O'Bannon's script is perfect of its kind, as spare and grittily textured as a well-seasoned corpse. The cast of small town heels, blue collar screw-ups and garishly garbed street-punks (friends of Freddy's awaiting him in the aforementioned graveyard) play it like a Howard Hawks comedy – frenetic interactions captured by O'Bannon in a spiky, rough-hewn directorial style which at times has the on-the-fly feel of Little Shop of Horrors-era Roger Corman.
Unifying the gags and scares is a refreshing bleakness of outlook. Although unleashed by a ludicrous chain of events, the zombie threat is very serious indeed. A far cry from the dim-witted, shambling figures of the Romero movies, these monsters are fast, agile, ruthless and wily. (“Send more paramedics,” they slobber into an ambulance radio, having already consumed the brains of the first two on scene at the crematorium which becomes the living characters' Alamo.) They're virtually indestructible, and, even when burnt to a cinder, exposure to their ashes spreads contagion.

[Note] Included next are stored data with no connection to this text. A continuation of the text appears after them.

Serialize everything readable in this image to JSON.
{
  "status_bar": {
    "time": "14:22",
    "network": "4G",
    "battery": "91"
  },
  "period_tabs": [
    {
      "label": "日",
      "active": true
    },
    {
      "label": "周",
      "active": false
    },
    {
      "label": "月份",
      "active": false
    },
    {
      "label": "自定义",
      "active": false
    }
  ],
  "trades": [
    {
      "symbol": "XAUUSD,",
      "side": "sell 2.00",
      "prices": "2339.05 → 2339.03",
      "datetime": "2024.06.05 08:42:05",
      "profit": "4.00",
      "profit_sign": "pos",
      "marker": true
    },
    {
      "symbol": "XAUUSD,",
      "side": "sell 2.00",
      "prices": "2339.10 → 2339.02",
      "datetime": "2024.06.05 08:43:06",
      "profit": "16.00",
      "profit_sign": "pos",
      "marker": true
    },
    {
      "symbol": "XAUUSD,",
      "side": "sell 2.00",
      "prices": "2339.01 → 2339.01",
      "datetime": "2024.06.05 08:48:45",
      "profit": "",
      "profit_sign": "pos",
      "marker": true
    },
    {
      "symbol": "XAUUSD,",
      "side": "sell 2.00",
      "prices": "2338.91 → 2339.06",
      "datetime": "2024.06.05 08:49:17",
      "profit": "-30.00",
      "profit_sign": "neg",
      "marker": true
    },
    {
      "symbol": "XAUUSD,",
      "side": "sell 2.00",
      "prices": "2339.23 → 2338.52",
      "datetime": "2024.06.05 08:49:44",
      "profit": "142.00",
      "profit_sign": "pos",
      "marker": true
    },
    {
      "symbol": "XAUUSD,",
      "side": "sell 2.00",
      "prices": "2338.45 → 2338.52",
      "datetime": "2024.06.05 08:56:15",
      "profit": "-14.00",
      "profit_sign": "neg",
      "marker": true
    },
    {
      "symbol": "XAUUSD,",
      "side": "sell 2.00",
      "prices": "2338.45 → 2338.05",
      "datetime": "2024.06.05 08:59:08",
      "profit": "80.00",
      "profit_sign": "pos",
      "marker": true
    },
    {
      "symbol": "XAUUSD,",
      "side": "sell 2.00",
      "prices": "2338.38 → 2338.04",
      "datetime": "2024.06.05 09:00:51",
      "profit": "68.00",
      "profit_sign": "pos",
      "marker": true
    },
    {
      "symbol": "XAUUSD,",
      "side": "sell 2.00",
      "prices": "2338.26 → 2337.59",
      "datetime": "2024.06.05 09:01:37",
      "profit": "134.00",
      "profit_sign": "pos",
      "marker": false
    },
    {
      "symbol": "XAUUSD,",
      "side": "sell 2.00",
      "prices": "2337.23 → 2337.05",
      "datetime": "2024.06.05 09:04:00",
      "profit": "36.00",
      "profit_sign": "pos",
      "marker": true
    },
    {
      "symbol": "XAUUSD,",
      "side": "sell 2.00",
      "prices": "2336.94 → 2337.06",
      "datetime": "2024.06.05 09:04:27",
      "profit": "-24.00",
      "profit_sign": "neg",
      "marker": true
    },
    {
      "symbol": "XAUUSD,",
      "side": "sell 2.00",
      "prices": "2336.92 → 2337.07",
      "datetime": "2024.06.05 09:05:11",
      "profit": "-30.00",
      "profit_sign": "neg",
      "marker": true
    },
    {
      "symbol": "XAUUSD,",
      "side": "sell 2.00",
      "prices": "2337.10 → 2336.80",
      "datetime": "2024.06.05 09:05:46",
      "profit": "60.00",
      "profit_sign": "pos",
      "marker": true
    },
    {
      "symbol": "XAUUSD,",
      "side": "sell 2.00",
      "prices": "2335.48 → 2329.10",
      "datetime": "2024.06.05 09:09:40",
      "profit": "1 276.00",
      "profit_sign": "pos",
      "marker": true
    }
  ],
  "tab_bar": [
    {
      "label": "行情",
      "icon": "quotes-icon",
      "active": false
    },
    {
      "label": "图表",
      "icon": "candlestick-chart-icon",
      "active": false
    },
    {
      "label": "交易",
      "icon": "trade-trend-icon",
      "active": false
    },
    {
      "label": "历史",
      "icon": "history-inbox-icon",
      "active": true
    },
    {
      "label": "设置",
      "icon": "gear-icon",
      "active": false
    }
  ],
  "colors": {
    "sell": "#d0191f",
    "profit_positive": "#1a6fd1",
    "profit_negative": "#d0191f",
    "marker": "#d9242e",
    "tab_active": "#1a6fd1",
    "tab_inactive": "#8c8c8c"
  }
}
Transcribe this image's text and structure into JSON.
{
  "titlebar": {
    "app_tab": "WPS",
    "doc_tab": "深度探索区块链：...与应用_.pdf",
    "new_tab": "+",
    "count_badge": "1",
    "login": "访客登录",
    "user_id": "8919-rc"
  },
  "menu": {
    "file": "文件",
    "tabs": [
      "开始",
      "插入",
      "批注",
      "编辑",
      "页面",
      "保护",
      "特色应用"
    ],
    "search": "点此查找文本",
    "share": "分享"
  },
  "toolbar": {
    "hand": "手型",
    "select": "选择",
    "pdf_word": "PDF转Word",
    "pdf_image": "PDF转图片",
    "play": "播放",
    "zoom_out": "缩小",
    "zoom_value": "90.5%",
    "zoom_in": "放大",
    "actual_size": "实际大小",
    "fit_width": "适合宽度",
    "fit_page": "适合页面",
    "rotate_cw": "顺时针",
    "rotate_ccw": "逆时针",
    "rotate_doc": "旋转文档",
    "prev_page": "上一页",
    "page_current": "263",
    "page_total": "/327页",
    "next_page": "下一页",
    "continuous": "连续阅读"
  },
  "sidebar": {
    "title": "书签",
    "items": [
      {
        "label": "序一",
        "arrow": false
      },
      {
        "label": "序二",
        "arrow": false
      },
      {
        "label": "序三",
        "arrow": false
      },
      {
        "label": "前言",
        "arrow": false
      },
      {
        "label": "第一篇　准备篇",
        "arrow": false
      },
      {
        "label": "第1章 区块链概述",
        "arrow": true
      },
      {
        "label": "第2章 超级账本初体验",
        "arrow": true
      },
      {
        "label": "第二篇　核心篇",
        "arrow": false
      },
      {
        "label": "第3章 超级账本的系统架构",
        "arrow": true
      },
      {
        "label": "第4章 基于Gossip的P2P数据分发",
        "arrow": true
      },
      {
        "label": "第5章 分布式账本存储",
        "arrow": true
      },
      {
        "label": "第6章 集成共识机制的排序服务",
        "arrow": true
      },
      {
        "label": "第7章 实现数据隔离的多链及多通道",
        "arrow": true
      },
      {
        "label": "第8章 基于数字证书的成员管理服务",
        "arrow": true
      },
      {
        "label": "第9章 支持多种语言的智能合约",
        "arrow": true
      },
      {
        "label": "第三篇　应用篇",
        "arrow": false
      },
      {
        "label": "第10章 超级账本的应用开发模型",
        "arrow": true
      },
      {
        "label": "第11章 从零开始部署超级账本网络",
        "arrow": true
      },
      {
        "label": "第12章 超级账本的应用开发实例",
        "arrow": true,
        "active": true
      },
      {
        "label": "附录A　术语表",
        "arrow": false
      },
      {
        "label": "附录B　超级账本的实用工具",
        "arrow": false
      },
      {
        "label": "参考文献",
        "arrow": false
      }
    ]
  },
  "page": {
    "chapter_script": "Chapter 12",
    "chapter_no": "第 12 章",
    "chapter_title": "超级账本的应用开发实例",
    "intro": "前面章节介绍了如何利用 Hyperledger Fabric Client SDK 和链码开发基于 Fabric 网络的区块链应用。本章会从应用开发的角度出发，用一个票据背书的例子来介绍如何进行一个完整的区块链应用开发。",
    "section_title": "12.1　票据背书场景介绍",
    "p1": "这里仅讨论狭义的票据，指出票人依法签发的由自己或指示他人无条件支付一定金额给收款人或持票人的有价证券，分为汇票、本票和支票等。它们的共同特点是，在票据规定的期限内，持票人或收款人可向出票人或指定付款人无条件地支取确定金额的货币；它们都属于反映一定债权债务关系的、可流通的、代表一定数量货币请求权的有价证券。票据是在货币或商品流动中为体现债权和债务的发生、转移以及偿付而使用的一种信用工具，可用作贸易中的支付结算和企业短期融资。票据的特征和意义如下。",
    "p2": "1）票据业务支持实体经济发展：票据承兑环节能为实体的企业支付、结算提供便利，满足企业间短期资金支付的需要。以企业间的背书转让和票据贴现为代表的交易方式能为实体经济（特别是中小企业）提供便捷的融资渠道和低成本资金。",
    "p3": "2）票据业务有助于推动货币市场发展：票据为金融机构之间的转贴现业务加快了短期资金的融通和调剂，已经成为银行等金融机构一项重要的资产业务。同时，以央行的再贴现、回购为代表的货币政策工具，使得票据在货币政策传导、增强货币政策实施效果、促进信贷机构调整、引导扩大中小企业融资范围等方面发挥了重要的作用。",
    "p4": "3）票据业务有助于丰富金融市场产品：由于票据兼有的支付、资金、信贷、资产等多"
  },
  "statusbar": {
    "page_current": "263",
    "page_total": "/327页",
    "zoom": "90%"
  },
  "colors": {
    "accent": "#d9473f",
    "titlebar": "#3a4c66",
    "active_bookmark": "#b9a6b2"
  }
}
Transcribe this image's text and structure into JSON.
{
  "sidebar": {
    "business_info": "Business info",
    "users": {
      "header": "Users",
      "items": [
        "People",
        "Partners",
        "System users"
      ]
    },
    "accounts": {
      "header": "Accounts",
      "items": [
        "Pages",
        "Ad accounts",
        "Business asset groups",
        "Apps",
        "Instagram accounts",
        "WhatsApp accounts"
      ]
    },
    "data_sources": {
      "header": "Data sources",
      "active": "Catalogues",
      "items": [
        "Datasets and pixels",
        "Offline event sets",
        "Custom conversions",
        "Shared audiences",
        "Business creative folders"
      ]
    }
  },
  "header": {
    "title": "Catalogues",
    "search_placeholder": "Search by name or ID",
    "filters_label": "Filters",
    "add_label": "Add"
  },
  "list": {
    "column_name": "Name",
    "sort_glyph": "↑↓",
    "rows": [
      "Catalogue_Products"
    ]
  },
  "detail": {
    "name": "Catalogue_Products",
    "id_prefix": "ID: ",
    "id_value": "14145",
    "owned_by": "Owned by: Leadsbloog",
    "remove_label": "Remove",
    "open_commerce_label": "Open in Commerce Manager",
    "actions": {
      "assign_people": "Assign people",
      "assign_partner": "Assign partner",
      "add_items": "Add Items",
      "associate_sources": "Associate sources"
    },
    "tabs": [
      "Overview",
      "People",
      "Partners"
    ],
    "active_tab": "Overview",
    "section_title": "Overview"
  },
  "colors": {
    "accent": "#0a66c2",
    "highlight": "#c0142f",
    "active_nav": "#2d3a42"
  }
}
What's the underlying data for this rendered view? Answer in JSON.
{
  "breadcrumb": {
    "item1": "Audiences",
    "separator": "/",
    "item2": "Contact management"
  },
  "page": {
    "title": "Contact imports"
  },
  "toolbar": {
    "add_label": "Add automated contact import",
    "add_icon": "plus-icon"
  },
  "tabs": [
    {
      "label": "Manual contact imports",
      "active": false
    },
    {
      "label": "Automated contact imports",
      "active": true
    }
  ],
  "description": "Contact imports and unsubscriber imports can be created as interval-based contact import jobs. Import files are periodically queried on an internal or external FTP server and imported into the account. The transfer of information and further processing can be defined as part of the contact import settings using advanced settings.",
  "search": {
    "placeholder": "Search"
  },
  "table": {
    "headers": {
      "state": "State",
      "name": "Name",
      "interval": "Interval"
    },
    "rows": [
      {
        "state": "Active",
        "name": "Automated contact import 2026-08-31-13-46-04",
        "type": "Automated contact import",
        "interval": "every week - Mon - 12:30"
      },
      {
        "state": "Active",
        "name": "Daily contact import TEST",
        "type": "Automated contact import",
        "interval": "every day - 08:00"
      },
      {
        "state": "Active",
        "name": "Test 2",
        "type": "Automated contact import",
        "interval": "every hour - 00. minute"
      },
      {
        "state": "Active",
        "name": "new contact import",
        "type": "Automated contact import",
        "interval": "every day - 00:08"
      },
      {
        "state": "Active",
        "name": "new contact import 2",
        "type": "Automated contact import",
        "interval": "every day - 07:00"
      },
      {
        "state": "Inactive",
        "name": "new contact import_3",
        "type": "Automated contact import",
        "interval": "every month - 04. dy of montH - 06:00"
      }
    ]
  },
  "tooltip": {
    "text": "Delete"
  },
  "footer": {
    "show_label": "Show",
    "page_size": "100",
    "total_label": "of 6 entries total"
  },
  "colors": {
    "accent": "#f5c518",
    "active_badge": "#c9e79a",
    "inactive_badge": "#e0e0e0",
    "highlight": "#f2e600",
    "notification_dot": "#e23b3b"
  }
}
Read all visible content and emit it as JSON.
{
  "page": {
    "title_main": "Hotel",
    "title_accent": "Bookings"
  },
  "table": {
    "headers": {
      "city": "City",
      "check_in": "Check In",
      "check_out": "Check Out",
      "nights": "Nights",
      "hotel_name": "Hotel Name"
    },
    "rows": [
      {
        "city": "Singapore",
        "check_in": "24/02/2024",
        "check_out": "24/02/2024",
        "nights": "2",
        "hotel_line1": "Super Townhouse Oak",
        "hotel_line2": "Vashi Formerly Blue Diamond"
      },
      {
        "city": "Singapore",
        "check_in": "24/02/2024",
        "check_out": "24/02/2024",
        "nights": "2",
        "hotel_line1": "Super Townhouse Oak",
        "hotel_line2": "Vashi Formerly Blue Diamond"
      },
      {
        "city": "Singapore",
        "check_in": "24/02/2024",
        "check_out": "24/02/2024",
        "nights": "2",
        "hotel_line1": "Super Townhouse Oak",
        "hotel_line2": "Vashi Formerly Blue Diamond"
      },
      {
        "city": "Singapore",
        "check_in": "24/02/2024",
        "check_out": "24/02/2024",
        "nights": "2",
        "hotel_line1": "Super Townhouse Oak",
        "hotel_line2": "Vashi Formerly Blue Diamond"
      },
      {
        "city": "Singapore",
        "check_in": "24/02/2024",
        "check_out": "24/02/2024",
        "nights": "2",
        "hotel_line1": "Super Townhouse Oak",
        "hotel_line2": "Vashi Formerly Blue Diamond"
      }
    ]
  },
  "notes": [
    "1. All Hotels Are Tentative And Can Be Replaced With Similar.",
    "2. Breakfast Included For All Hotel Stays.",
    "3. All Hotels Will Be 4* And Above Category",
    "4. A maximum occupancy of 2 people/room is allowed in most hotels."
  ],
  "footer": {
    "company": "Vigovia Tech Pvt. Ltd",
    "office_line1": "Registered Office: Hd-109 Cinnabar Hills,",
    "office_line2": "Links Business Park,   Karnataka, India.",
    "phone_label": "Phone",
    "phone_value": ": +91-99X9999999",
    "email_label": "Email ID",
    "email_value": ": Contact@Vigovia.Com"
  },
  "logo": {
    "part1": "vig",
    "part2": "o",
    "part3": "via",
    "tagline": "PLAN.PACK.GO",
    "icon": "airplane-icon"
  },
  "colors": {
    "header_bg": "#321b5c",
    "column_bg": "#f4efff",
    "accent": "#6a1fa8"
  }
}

Against such opponents, O'Bannon's protagonists are hopelessly outmatched. Frank and Freddy look to their boss Burt (Clu Gulager,) but his decisions are skewed by his terror that city hall might revoke his business licence should they find out he's been harbouring revivified corpses. Even as the situation escalates, a certain post-Watergate scepticism makes them reluctant to call in the authorities. (With a typically sly humour, the lethal cannisters are stored down in the basement next to some Richard Nixon campaign placards.)
Adding further to the subversiveness of the piece – and to its cult appeal – is a robustly perverse sexuality. “I can smell your brains!” one recently deceased character almost croons to his erstwhile girlfriend. Death-obsessed punkette Trash (scream queen Linnea Quigley, in an unforgettable signature role) performs a striptease on a mouldering tomb, before herself being turned into a very fetching and lethal powder-blue zombie. In a genre that's often accused of needing more brains, Return of the Living Dead is a perfect balance of intransigent, take-no-prisoners cynicism and end of the world joie de vivre.
This new release on DVD and Blu-ray is a gory delight for horror buffs. There's a deliciously indiscreet feature-length documentary, and hours of other material which will tell you everything you want to know about the film and the sequels.